Predicting key reversal points through Fibonacci retracements

Main Article Content

Khalid Mumtaz Khan
Waiza Rehman
Osman Bin Saif


Anticipation of the key reversal points in trading markets is of key interest to the portfolio managers, investors, researchers, technical Analysts. These points trigger investment or divestment for investors’ holdings within the financial markets. Many techniques are used to anticipate these points. Use of Fibonacci numbers has gained significant importance in this context. The tools like ‘Fibonacci Retracements’ are available to investors; however, another important determinant in the value of an investment is the ‘timings’ within a certain time frame. This study aims to understand whether such a predictive relationship exists between the Fibonacci time horizons and the modern-day financial markets. For this purpose, two renowned indices i.e., Dow Jones Industrial Average (DJIA) and Dow Jones Transport Average (DJTA) have been taken as the population. Data of these averages, since their inception in 1896, till 2020, has been taken in to account, in order to remove any speculative sentiments, in the long run. The observation periods of data have been classified into daily, monthly and yearly time frames. Charting package, ‘meta stocks’ version 8.0 has been used to map the Fibonacci sequence against the actual reversal points placed on the data from the first day of trading on DJIA and DJTA. The results reveal striking similarity between the reversal points inferred from Fibonacci sequence, and the actual reversal points.
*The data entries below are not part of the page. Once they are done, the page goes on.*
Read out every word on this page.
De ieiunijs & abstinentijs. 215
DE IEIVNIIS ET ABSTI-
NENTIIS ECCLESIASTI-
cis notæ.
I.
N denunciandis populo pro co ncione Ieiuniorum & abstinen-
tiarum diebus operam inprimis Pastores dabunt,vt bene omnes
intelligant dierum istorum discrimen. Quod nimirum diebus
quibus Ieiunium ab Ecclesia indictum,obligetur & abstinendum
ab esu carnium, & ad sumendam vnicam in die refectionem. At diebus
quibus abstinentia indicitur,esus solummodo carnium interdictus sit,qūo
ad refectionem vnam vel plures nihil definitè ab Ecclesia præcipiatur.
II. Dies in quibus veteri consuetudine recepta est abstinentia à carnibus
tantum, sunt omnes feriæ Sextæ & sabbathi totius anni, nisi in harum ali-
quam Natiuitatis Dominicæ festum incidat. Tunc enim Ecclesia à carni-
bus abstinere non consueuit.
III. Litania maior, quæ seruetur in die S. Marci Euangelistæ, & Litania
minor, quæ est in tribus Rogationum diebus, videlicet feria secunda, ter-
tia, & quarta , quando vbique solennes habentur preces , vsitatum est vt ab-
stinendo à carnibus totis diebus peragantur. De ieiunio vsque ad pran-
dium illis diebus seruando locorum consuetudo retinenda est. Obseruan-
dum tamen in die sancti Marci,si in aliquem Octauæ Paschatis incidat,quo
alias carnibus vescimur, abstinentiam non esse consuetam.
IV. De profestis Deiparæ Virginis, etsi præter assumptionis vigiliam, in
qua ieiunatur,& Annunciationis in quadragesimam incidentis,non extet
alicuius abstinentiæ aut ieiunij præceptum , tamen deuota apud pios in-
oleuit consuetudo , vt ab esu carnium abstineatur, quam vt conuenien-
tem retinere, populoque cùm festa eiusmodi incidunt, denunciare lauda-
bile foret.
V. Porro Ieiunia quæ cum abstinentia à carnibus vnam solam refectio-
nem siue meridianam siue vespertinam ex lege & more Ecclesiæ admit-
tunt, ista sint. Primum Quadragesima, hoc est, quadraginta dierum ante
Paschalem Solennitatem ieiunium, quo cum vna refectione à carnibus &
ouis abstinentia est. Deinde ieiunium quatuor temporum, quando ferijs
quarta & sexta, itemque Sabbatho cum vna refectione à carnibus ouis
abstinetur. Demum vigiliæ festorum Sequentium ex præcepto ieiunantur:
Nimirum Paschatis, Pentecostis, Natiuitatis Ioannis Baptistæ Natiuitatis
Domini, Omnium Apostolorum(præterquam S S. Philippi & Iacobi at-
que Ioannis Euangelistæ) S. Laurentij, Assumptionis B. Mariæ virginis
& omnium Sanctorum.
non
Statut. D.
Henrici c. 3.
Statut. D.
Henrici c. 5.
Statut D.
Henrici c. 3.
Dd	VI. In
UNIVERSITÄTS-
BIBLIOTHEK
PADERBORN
The study concludes with a recommendation to trace this similarity against the technical analysis and charting for further investigation by the future studies. These findings are of significant importance for the portfolio managers, technical analysists, and researchers interested in forecasting the movement of the market index.

Article Details

How to Cite
Khan, K. M., Waiza Rehman, & Osman Bin Saif. (2022). Predicting key reversal points through Fibonacci retracements. Journal of Management Info, 9(3), 299–310.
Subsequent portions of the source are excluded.